“Muro de Arrimo”, quatro décadas depois

Nelson de Sá

A mão de diretor de Alexandre Borges pode ser sentida em “Muro de Arrimo” principal ou quase que exclusivamente na própria interpretação do monólogo.

Em relação ao que se conhece da atuação de Fioravante Almeida no Oficina, teatro onde trabalharam e que foi marcante para ambos, acrescentam-se camadas, nuances de emoção e razão, a representação se apresenta mais complexa.

É sempre difícil diferenciar o que tem de ator e de diretor, mas o que resulta agora é uma interpretação mais contida, com maior apropriação de sentido. A energia ainda presente, mas já não avassaladora.

Obviamente, muito vem do estudo que o ator, no caso também produtor, fez do texto de Carlos Queiroz Telles (1936-93), inclusive trazendo elementos externos que tornam o espetáculo mais variado.

É ainda um monólogo, mas um pouco menos concentrado no corpo e na voz. A cenografia, se a memória não falha, é mais ampla do que na versão com Antonio Fagundes, pouco mais que um muro.

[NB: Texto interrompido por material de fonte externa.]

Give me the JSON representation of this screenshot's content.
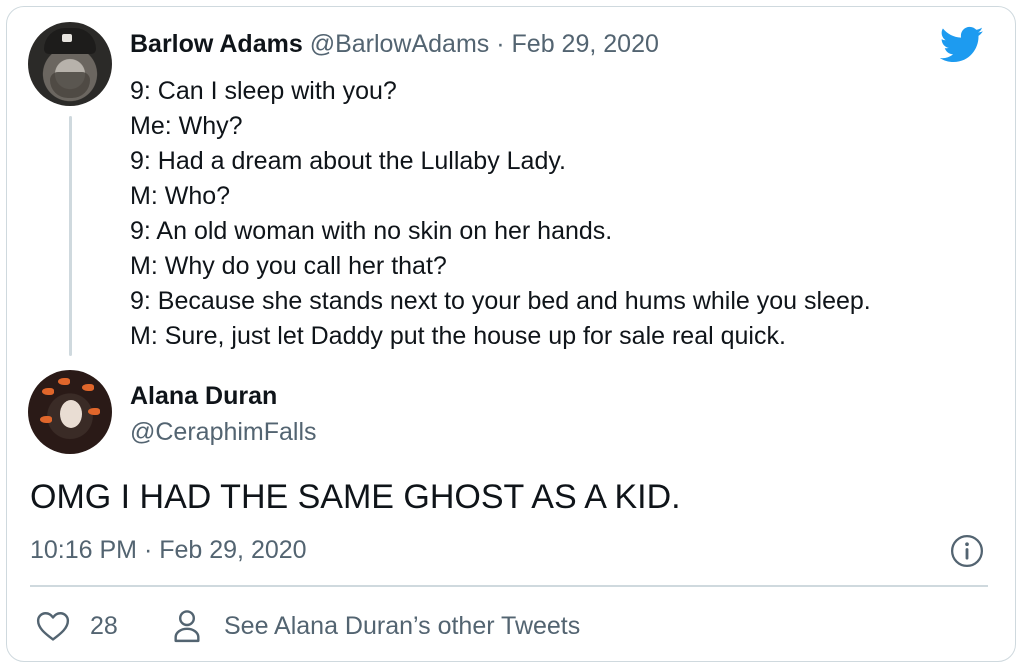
{
  "original_tweet": {
    "author_name": "Barlow Adams",
    "handle": "@BarlowAdams",
    "separator": "·",
    "date": "Feb 29, 2020",
    "lines": [
      "9: Can I sleep with you?",
      "Me: Why?",
      "9: Had a dream about the Lullaby Lady.",
      "M: Who?",
      "9: An old woman with no skin on her hands.",
      "M: Why do you call her that?",
      "9: Because she stands next to your bed and hums while you sleep.",
      "M: Sure, just let Daddy put the house up for sale real quick."
    ]
  },
  "reply_tweet": {
    "author_name": "Alana Duran",
    "handle": "@CeraphimFalls",
    "text": "OMG I HAD THE SAME GHOST AS A KID.",
    "timestamp": "10:16 PM · Feb 29, 2020"
  },
  "footer": {
    "like_count": "28",
    "see_more_label": "See Alana Duran’s other Tweets"
  },
  "icons": {
    "brand": "twitter-bird-icon",
    "info": "info-icon",
    "like": "heart-icon",
    "profile": "person-icon"
  },
  "colors": {
    "twitter_blue": "#1d9bf0",
    "muted_text": "#536471",
    "border": "#cfd9de",
    "text": "#0f1419"
  }
}
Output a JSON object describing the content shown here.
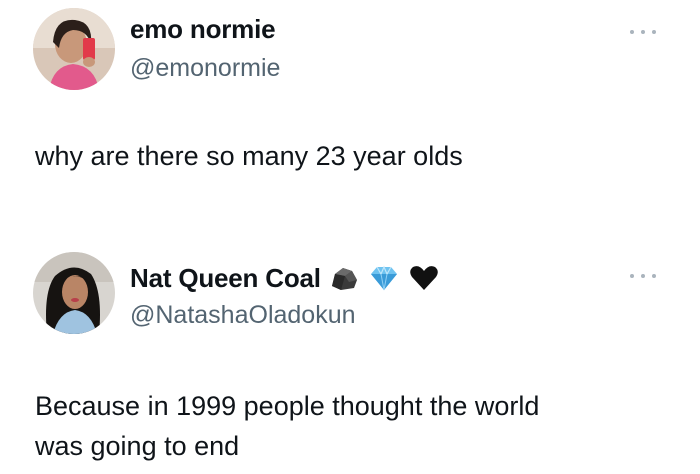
{
  "tweets": [
    {
      "name": "emo normie",
      "handle": "@emonormie",
      "text": "why are there so many 23 year olds",
      "more_icon": "more-icon"
    },
    {
      "name": "Nat Queen Coal",
      "handle": "@NatashaOladokun",
      "badges": [
        "coal-icon",
        "gem-icon",
        "black-heart-icon"
      ],
      "text_lines": [
        "Because in 1999 people thought the world",
        "was going to end"
      ],
      "more_icon": "more-icon"
    }
  ],
  "colors": {
    "text": "#0f1419",
    "secondary": "#536471",
    "background": "#ffffff"
  }
}
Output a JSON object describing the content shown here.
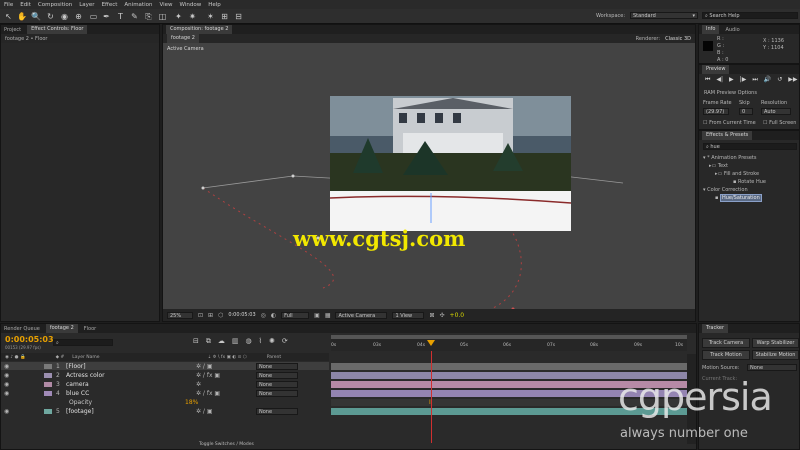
{
  "menu": [
    "File",
    "Edit",
    "Composition",
    "Layer",
    "Effect",
    "Animation",
    "View",
    "Window",
    "Help"
  ],
  "workspace": {
    "label": "Workspace:",
    "value": "Standard"
  },
  "search_help": {
    "placeholder": "Search Help"
  },
  "project_panel": {
    "tabs": [
      "Project",
      "Effect Controls: Floor"
    ],
    "breadcrumb": "footage 2 • Floor"
  },
  "composition_panel": {
    "tab": "Composition: footage 2",
    "comp_tab": "footage 2",
    "renderer_label": "Renderer:",
    "renderer_value": "Classic 3D",
    "camera_label": "Active Camera",
    "zoom": "25%",
    "timecode": "0:00:05:03",
    "resolution": "Full",
    "view_camera": "Active Camera",
    "views": "1 View",
    "exposure": "+0.0"
  },
  "watermark": {
    "url": "www.cgtsj.com",
    "brand": "cgpersia",
    "tagline": "always number one"
  },
  "info_panel": {
    "tabs": [
      "Info",
      "Audio"
    ],
    "r": "R :",
    "g": "G :",
    "b": "B :",
    "a": "A : 0",
    "x": "X : 1136",
    "y": "Y : 1104"
  },
  "preview_panel": {
    "title": "Preview",
    "options": "RAM Preview Options",
    "frame_rate_label": "Frame Rate",
    "skip_label": "Skip",
    "resolution_label": "Resolution",
    "frame_rate": "(29.97)",
    "skip": "0",
    "resolution": "Auto",
    "from_current": "From Current Time",
    "full_screen": "Full Screen"
  },
  "effects_panel": {
    "title": "Effects & Presets",
    "search_value": "hue",
    "items": [
      {
        "label": "* Animation Presets",
        "indent": 0
      },
      {
        "label": "Text",
        "indent": 1
      },
      {
        "label": "Fill and Stroke",
        "indent": 2
      },
      {
        "label": "Rotate Hue",
        "indent": 3
      },
      {
        "label": "Color Correction",
        "indent": 0
      },
      {
        "label": "Hue/Saturation",
        "indent": 1
      }
    ]
  },
  "bottom_tabs": [
    "Render Queue",
    "footage 2",
    "Floor"
  ],
  "timeline": {
    "timecode": "0:00:05:03",
    "frame_info": "00153 (29.97 fps)",
    "col_source": "Layer Name",
    "col_parent": "Parent",
    "layers": [
      {
        "num": "1",
        "name": "[Floor]",
        "parent": "None",
        "color": "#7a7a7a"
      },
      {
        "num": "2",
        "name": "Actress color",
        "parent": "None",
        "color": "#9b8fb0"
      },
      {
        "num": "3",
        "name": "camera",
        "parent": "None",
        "color": "#b08aa5"
      },
      {
        "num": "4",
        "name": "blue CC",
        "parent": "None",
        "color": "#a08ab8"
      },
      {
        "num": "5",
        "name": "[footage]",
        "parent": "None",
        "color": "#6fa8a0"
      }
    ],
    "opacity_label": "Opacity",
    "opacity_value": "18%",
    "ruler": [
      "0s",
      "03s",
      "04s",
      "05s",
      "06s",
      "07s",
      "08s",
      "09s",
      "10s"
    ],
    "toggle_label": "Toggle Switches / Modes"
  },
  "tracker_panel": {
    "title": "Tracker",
    "track_camera": "Track Camera",
    "warp_stabilizer": "Warp Stabilizer",
    "track_motion": "Track Motion",
    "stabilize_motion": "Stabilize Motion",
    "motion_source_label": "Motion Source:",
    "motion_source_value": "None",
    "current_track": "Current Track:"
  }
}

Agora são andaimes, que o pedreiro sobe com a massa e sobre os quais ergue uma parede; mais projeção ao fundo, da cidade grande; mais o pó cenográfico da obra. Mais a trilha e a música original de Otto. Mais a locução de rádio de um jogo da seleção feita por Cleber Machado, narrador da Globo.

Ou seja, há muita diversidade, riqueza até, na produção, mas o que faz a diferença é a interpretação. Em sendo monólogo, não tem jeito, o que importa é o ator.

As palavras têm significado. Apontam a ausência de perspectiva de um pedreiro e como ele transfere para o futebol, para a seleção, a sua própria razão de viver, tão limitada, oprimida.

O texto é belo em si mesmo, mas não envelheceu bem. Havia, no retrato de um operário em 1975, uma afirmação de classe social, em meio à ditadura. Aqui a classe se esvaiu, e fica difícil compreender por que fazer um espetáculo assim. Não é a coincidência com a Copa no Brasil, #naovaitercopa.

Especulando, talvez seja essa a grande lacuna, como se não houvesse em cena consciência das motivações para erguer um “Muro de Arrimo” aqui e agora.

Não é mais o país operário que resultou em Lula e o carregou por fim à Presidência da República. Esse imaginário talvez já tenha se esgotado –e seria o caso de desvendar, na peça, o que mais ela traz.

Só assim se descobriria se Queiroz Telles –autor também marcado pelo Teatro Oficina, mas de uma outra era– é de fato um dramaturgo que sobrevive no palco, para além dos esforços de produção.

Quanto à direção de Borges, aguarda-se agora uma eventual temporada paulistana de “Uma Pilha de Pratos na Cozinha”, texto de Mário Bortolotto com que o ator estreou como diretor, em meados do ano, no Rio.